The large-scale collection of data and research directions within avian species

 

Discussion of Questions

After presenting their respective fields' latest research achievements, the teachers engaged in an intense discussion on the following inquiries:

1. Mechanisms explaining the significantly lower mutation count in germ cells compared to somatic cells.
In humans, approximately 70 mutations are transmitted to the offspring through germ cells, whereas other somatic cells carry around 1000 to 4000 mutations per cell. The reasons for this disparity remain unclear.

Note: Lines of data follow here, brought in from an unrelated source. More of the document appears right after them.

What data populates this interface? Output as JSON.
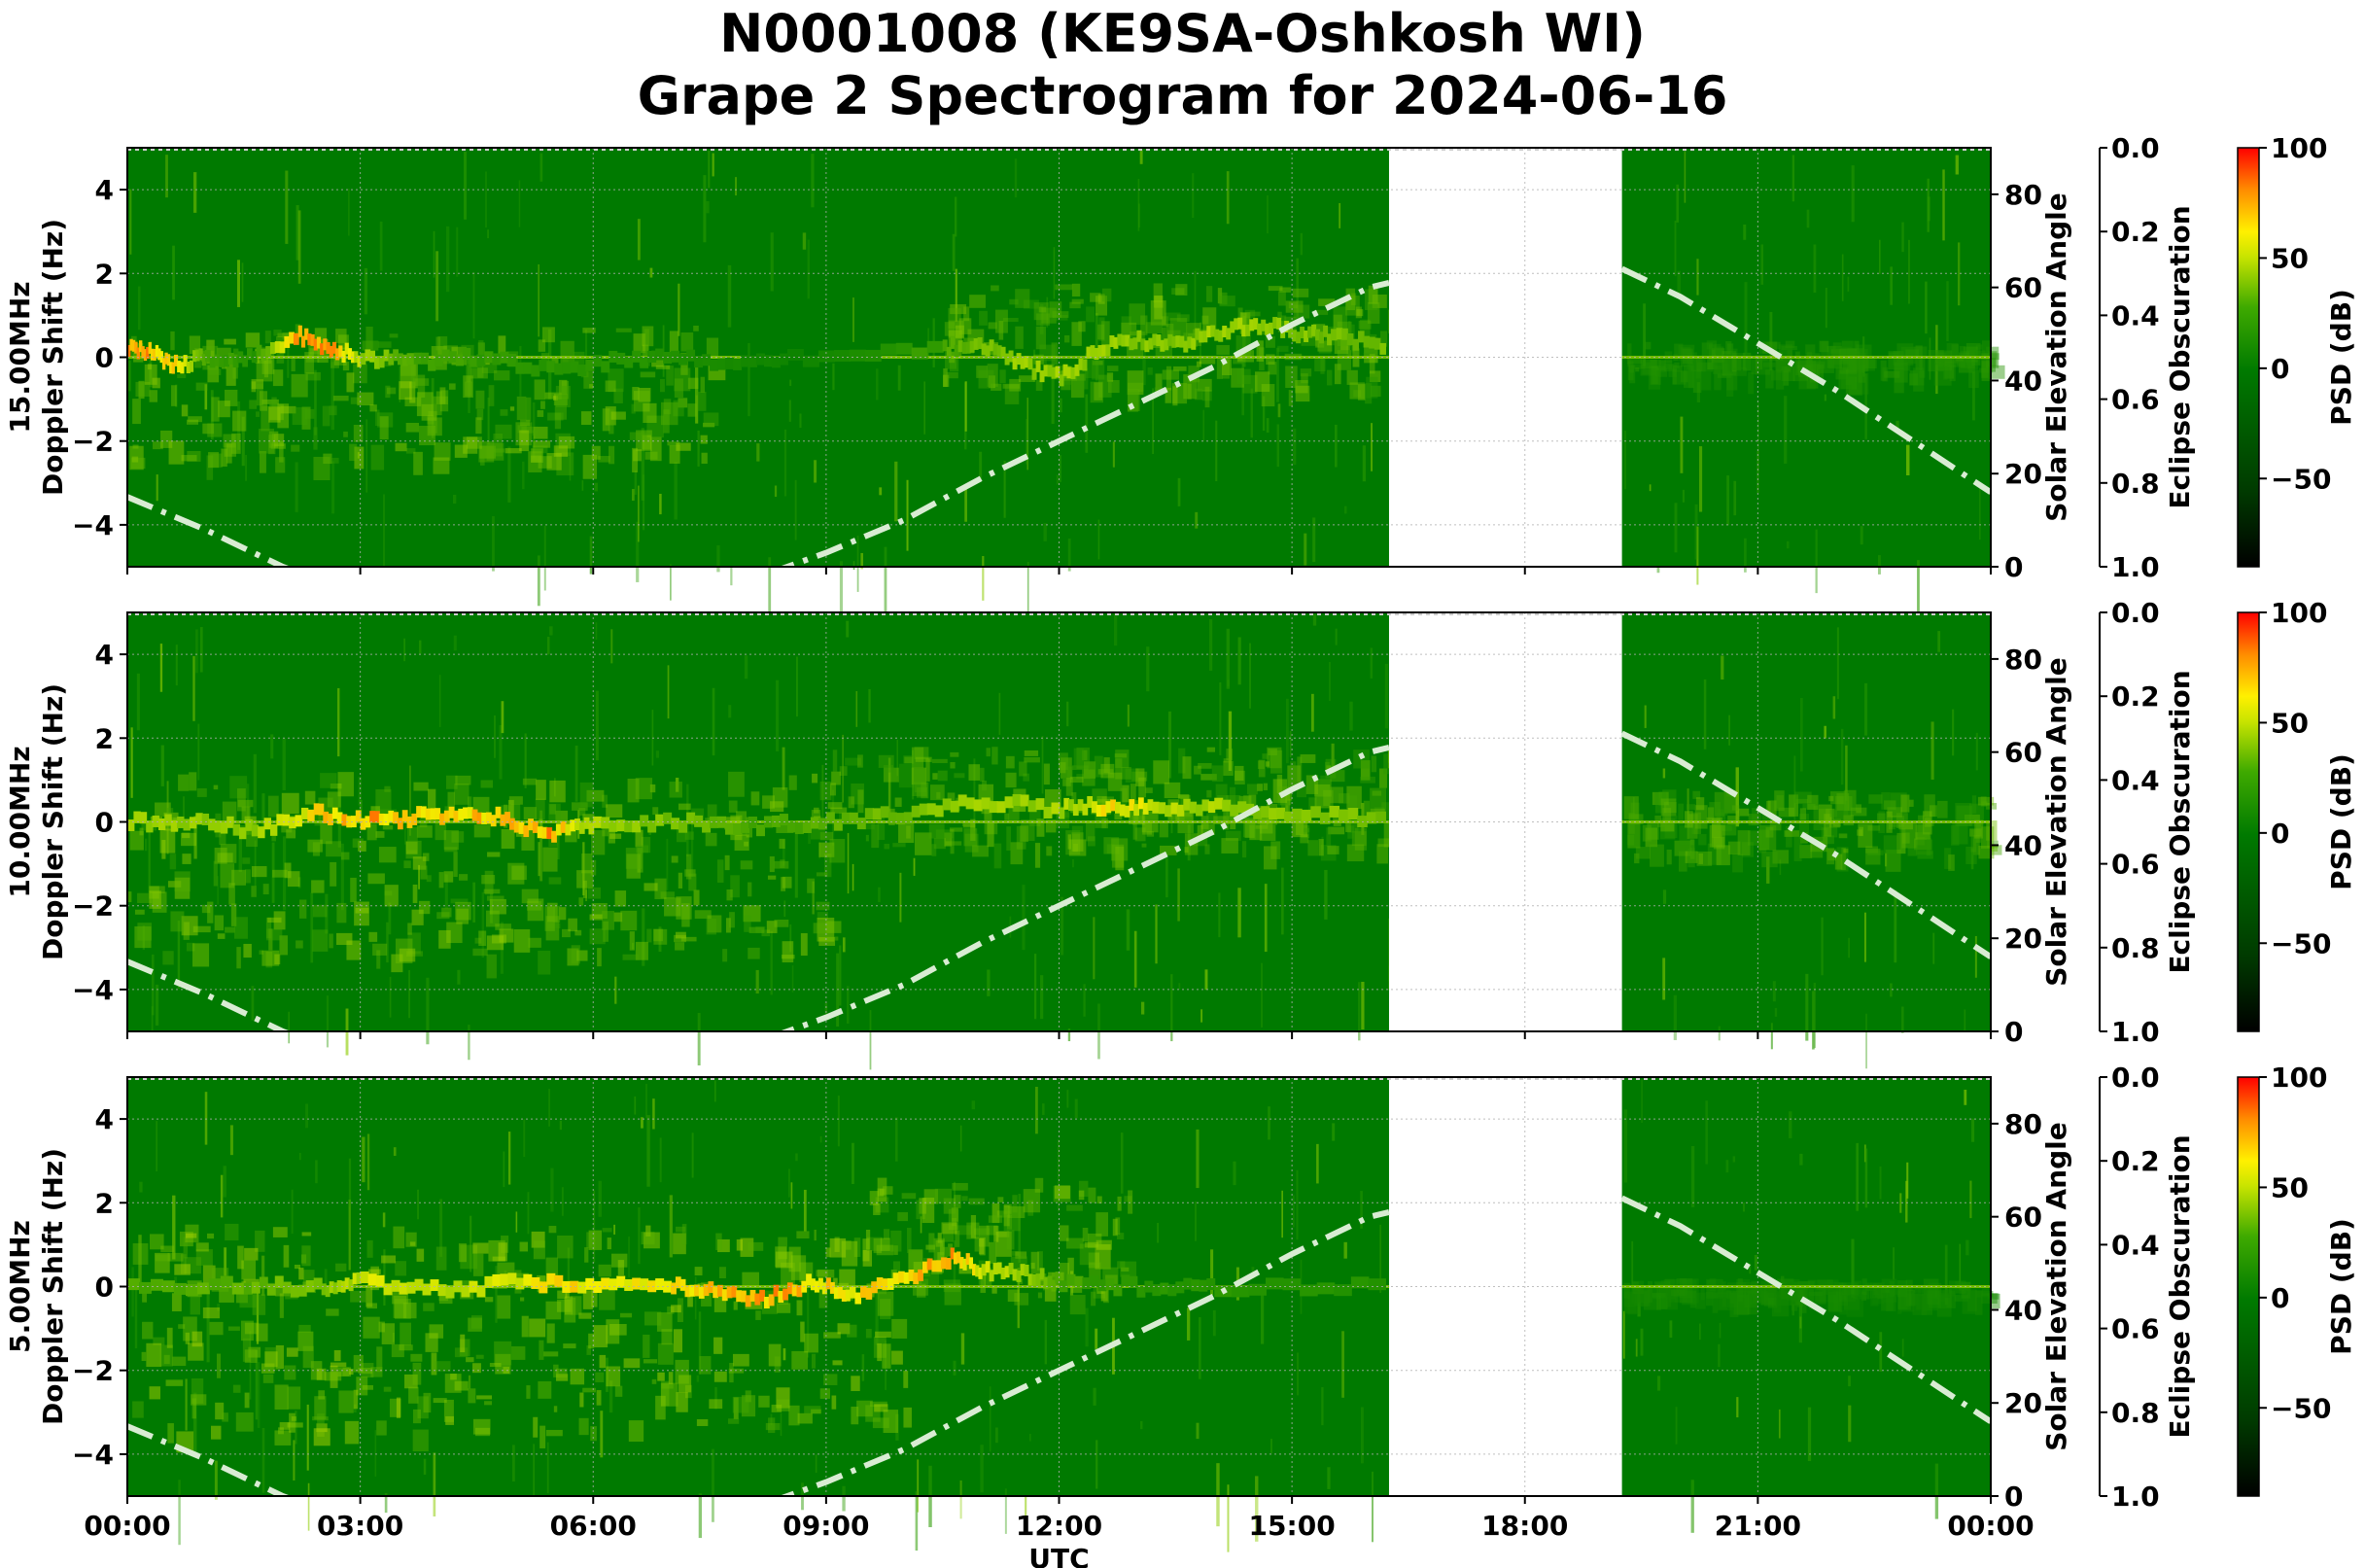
{
  "title": {
    "line1": "N0001008 (KE9SA-Oshkosh WI)",
    "line2": "Grape 2 Spectrogram for 2024-06-16"
  },
  "colors": {
    "background_green": "#007a00",
    "noise_low": "#2a9a00",
    "noise_mid": "#8ccc00",
    "signal_yellow": "#f2f000",
    "signal_red": "#ff2a00",
    "data_gap": "#ffffff",
    "solar_curve": "#d9ecd3",
    "grid": "#b0b0b0"
  },
  "chart_data": [
    {
      "type": "heatmap",
      "panel": "15.00MHz",
      "ylabel": "15.00MHz\nDoppler Shift (Hz)",
      "xlabel": "",
      "ylim": [
        -5,
        5
      ],
      "xlim_hours": [
        0,
        24
      ],
      "y_ticks": [
        "4",
        "2",
        "0",
        "−2",
        "−4"
      ],
      "y_tick_values": [
        4,
        2,
        0,
        -2,
        -4
      ],
      "x_ticks": [
        "00:00",
        "03:00",
        "06:00",
        "09:00",
        "12:00",
        "15:00",
        "18:00",
        "21:00",
        "00:00"
      ],
      "x_tick_values": [
        0,
        3,
        6,
        9,
        12,
        15,
        18,
        21,
        24
      ],
      "data_gap_hours": [
        16.25,
        19.25
      ],
      "carrier_doppler_hz": 0,
      "signal_trace": {
        "hours": [
          0,
          0.3,
          0.6,
          1.0,
          1.6,
          2.2,
          2.6,
          3.0,
          3.6,
          4.5,
          5.5,
          6.5,
          7.5,
          8.5,
          10.5,
          11.0,
          11.5,
          12.0,
          12.5,
          13.0,
          13.5,
          14.0,
          14.5,
          15.0,
          15.5,
          16.2
        ],
        "doppler": [
          0.2,
          0.1,
          -0.2,
          0.0,
          0.0,
          0.5,
          0.2,
          0.0,
          -0.1,
          0.0,
          -0.3,
          0.0,
          -0.1,
          0.0,
          0.2,
          0.3,
          -0.2,
          -0.5,
          0.2,
          0.4,
          0.3,
          0.6,
          0.8,
          0.6,
          0.5,
          0.3
        ],
        "intensity": [
          0.9,
          0.9,
          0.8,
          0.4,
          0.3,
          0.95,
          0.95,
          0.6,
          0.4,
          0.35,
          0.3,
          0.3,
          0.2,
          0.1,
          0.4,
          0.5,
          0.6,
          0.6,
          0.6,
          0.55,
          0.55,
          0.6,
          0.6,
          0.55,
          0.5,
          0.5
        ]
      },
      "spread_regions": [
        {
          "start_h": 0.0,
          "end_h": 7.5,
          "center_hz": -0.8,
          "spread_hz": 1.6,
          "strength": 0.55
        },
        {
          "start_h": 10.5,
          "end_h": 16.25,
          "center_hz": 0.5,
          "spread_hz": 1.3,
          "strength": 0.5
        },
        {
          "start_h": 19.25,
          "end_h": 24.0,
          "center_hz": 0.0,
          "spread_hz": 0.4,
          "strength": 0.3
        }
      ],
      "right_axis": {
        "label": "Solar Elevation Angle",
        "ylim": [
          0,
          90
        ],
        "ticks": [
          "0",
          "20",
          "40",
          "60",
          "80"
        ],
        "tick_values": [
          0,
          20,
          40,
          60,
          80
        ]
      },
      "eclipse_axis": {
        "label": "Eclipse Obscuration",
        "ylim": [
          1.0,
          0.0
        ],
        "ticks": [
          "0.0",
          "0.2",
          "0.4",
          "0.6",
          "0.8",
          "1.0"
        ],
        "tick_values": [
          0.0,
          0.2,
          0.4,
          0.6,
          0.8,
          1.0
        ]
      },
      "colorbar": {
        "label": "PSD (dB)",
        "range": [
          -90,
          100
        ],
        "ticks": [
          "100",
          "50",
          "0",
          "−50"
        ],
        "tick_values": [
          100,
          50,
          0,
          -50
        ]
      },
      "solar_elevation": {
        "hours": [
          0,
          1,
          2,
          3,
          4,
          5,
          6,
          7,
          8,
          9,
          10,
          11,
          12,
          13,
          14,
          15,
          16,
          16.25,
          19.25,
          20,
          21,
          22,
          23,
          24
        ],
        "degrees": [
          15,
          8,
          0,
          -6,
          -10,
          -12,
          -11,
          -8,
          -3,
          3,
          10,
          19,
          27,
          35,
          43,
          52,
          60,
          61,
          64,
          58,
          48,
          38,
          27,
          16
        ]
      }
    },
    {
      "type": "heatmap",
      "panel": "10.00MHz",
      "ylabel": "10.00MHz\nDoppler Shift (Hz)",
      "xlabel": "",
      "ylim": [
        -5,
        5
      ],
      "xlim_hours": [
        0,
        24
      ],
      "y_ticks": [
        "4",
        "2",
        "0",
        "−2",
        "−4"
      ],
      "y_tick_values": [
        4,
        2,
        0,
        -2,
        -4
      ],
      "x_ticks": [
        "00:00",
        "03:00",
        "06:00",
        "09:00",
        "12:00",
        "15:00",
        "18:00",
        "21:00",
        "00:00"
      ],
      "x_tick_values": [
        0,
        3,
        6,
        9,
        12,
        15,
        18,
        21,
        24
      ],
      "data_gap_hours": [
        16.25,
        19.25
      ],
      "carrier_doppler_hz": 0,
      "signal_trace": {
        "hours": [
          0,
          0.8,
          1.6,
          2.4,
          3.0,
          3.6,
          4.2,
          4.8,
          5.4,
          6.0,
          7.0,
          8.0,
          9.0,
          10.0,
          11.0,
          12.0,
          12.6,
          13.2,
          14.0,
          15.0,
          16.2
        ],
        "doppler": [
          0.0,
          0.0,
          -0.2,
          0.2,
          0.0,
          0.1,
          0.2,
          0.1,
          -0.3,
          -0.1,
          0.0,
          -0.1,
          0.0,
          0.2,
          0.5,
          0.3,
          0.4,
          0.3,
          0.4,
          0.2,
          0.1
        ],
        "intensity": [
          0.6,
          0.6,
          0.6,
          0.8,
          0.9,
          0.85,
          0.8,
          0.9,
          0.9,
          0.6,
          0.5,
          0.4,
          0.45,
          0.5,
          0.6,
          0.6,
          0.8,
          0.7,
          0.6,
          0.55,
          0.5
        ]
      },
      "spread_regions": [
        {
          "start_h": 0.0,
          "end_h": 9.0,
          "center_hz": -1.0,
          "spread_hz": 2.2,
          "strength": 0.55
        },
        {
          "start_h": 9.0,
          "end_h": 16.25,
          "center_hz": 0.6,
          "spread_hz": 1.2,
          "strength": 0.5
        },
        {
          "start_h": 19.25,
          "end_h": 24.0,
          "center_hz": 0.0,
          "spread_hz": 0.8,
          "strength": 0.45
        }
      ],
      "right_axis": {
        "label": "Solar Elevation Angle",
        "ylim": [
          0,
          90
        ],
        "ticks": [
          "0",
          "20",
          "40",
          "60",
          "80"
        ],
        "tick_values": [
          0,
          20,
          40,
          60,
          80
        ]
      },
      "eclipse_axis": {
        "label": "Eclipse Obscuration",
        "ylim": [
          1.0,
          0.0
        ],
        "ticks": [
          "0.0",
          "0.2",
          "0.4",
          "0.6",
          "0.8",
          "1.0"
        ],
        "tick_values": [
          0.0,
          0.2,
          0.4,
          0.6,
          0.8,
          1.0
        ]
      },
      "colorbar": {
        "label": "PSD (dB)",
        "range": [
          -90,
          100
        ],
        "ticks": [
          "100",
          "50",
          "0",
          "−50"
        ],
        "tick_values": [
          100,
          50,
          0,
          -50
        ]
      },
      "solar_elevation": {
        "hours": [
          0,
          1,
          2,
          3,
          4,
          5,
          6,
          7,
          8,
          9,
          10,
          11,
          12,
          13,
          14,
          15,
          16,
          16.25,
          19.25,
          20,
          21,
          22,
          23,
          24
        ],
        "degrees": [
          15,
          8,
          0,
          -6,
          -10,
          -12,
          -11,
          -8,
          -3,
          3,
          10,
          19,
          27,
          35,
          43,
          52,
          60,
          61,
          64,
          58,
          48,
          38,
          27,
          16
        ]
      }
    },
    {
      "type": "heatmap",
      "panel": "5.00MHz",
      "ylabel": "5.00MHz\nDoppler Shift (Hz)",
      "xlabel": "UTC",
      "ylim": [
        -5,
        5
      ],
      "xlim_hours": [
        0,
        24
      ],
      "y_ticks": [
        "4",
        "2",
        "0",
        "−2",
        "−4"
      ],
      "y_tick_values": [
        4,
        2,
        0,
        -2,
        -4
      ],
      "x_ticks": [
        "00:00",
        "03:00",
        "06:00",
        "09:00",
        "12:00",
        "15:00",
        "18:00",
        "21:00",
        "00:00"
      ],
      "x_tick_values": [
        0,
        3,
        6,
        9,
        12,
        15,
        18,
        21,
        24
      ],
      "data_gap_hours": [
        16.25,
        19.25
      ],
      "carrier_doppler_hz": 0,
      "signal_trace": {
        "hours": [
          0,
          1.5,
          2.5,
          3.0,
          4.0,
          5.0,
          6.0,
          7.0,
          7.6,
          8.2,
          8.8,
          9.3,
          10.0,
          10.6,
          11.0,
          11.5,
          12.0,
          13.0,
          14.0,
          16.2
        ],
        "doppler": [
          0.0,
          0.0,
          0.0,
          0.1,
          -0.1,
          0.1,
          0.0,
          0.0,
          -0.1,
          -0.3,
          0.1,
          -0.2,
          0.2,
          0.7,
          0.4,
          0.3,
          0.1,
          0.0,
          0.0,
          0.0
        ],
        "intensity": [
          0.4,
          0.45,
          0.55,
          0.7,
          0.7,
          0.75,
          0.8,
          0.8,
          0.85,
          0.9,
          0.85,
          0.8,
          0.85,
          0.9,
          0.7,
          0.6,
          0.4,
          0.3,
          0.3,
          0.3
        ]
      },
      "spread_regions": [
        {
          "start_h": 0.0,
          "end_h": 10.0,
          "center_hz": -1.0,
          "spread_hz": 2.5,
          "strength": 0.6
        },
        {
          "start_h": 9.5,
          "end_h": 13.0,
          "center_hz": 1.2,
          "spread_hz": 1.4,
          "strength": 0.55
        },
        {
          "start_h": 19.25,
          "end_h": 24.0,
          "center_hz": 0.0,
          "spread_hz": 0.2,
          "strength": 0.2
        }
      ],
      "right_axis": {
        "label": "Solar Elevation Angle",
        "ylim": [
          0,
          90
        ],
        "ticks": [
          "0",
          "20",
          "40",
          "60",
          "80"
        ],
        "tick_values": [
          0,
          20,
          40,
          60,
          80
        ]
      },
      "eclipse_axis": {
        "label": "Eclipse Obscuration",
        "ylim": [
          1.0,
          0.0
        ],
        "ticks": [
          "0.0",
          "0.2",
          "0.4",
          "0.6",
          "0.8",
          "1.0"
        ],
        "tick_values": [
          0.0,
          0.2,
          0.4,
          0.6,
          0.8,
          1.0
        ]
      },
      "colorbar": {
        "label": "PSD (dB)",
        "range": [
          -90,
          100
        ],
        "ticks": [
          "100",
          "50",
          "0",
          "−50"
        ],
        "tick_values": [
          100,
          50,
          0,
          -50
        ]
      },
      "solar_elevation": {
        "hours": [
          0,
          1,
          2,
          3,
          4,
          5,
          6,
          7,
          8,
          9,
          10,
          11,
          12,
          13,
          14,
          15,
          16,
          16.25,
          19.25,
          20,
          21,
          22,
          23,
          24
        ],
        "degrees": [
          15,
          8,
          0,
          -6,
          -10,
          -12,
          -11,
          -8,
          -3,
          3,
          10,
          19,
          27,
          35,
          43,
          52,
          60,
          61,
          64,
          58,
          48,
          38,
          27,
          16
        ]
      }
    }
  ]
}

2. The cause behind the threefold higher reproductive mutation count in males compared to females.
Known as "male-driven evolution" in evolutionary biology, this phenomenon has two explanations. Firstly, sperm undergoes more divisions than eggs, leading to a higher accumulation of mutations. Secondly, due to physiological structure and gene expression differences, the male reproductive system is more prone to environmental stimuli-induced mutations. Despite male reproductive cells continually dividing as males age, the ratio of mutation rates between male and female reproductive cells consistently maintains a 3:1 ratio across different ages, contrary to expectations.

3. The relationship between somatic cell mutations and cancer.
Research indicates a positive correlation between somatic cell mutation rates and the probability of cancer occurrence among different species. However, it remains unclear whether a high mutation rate directly causes cancer.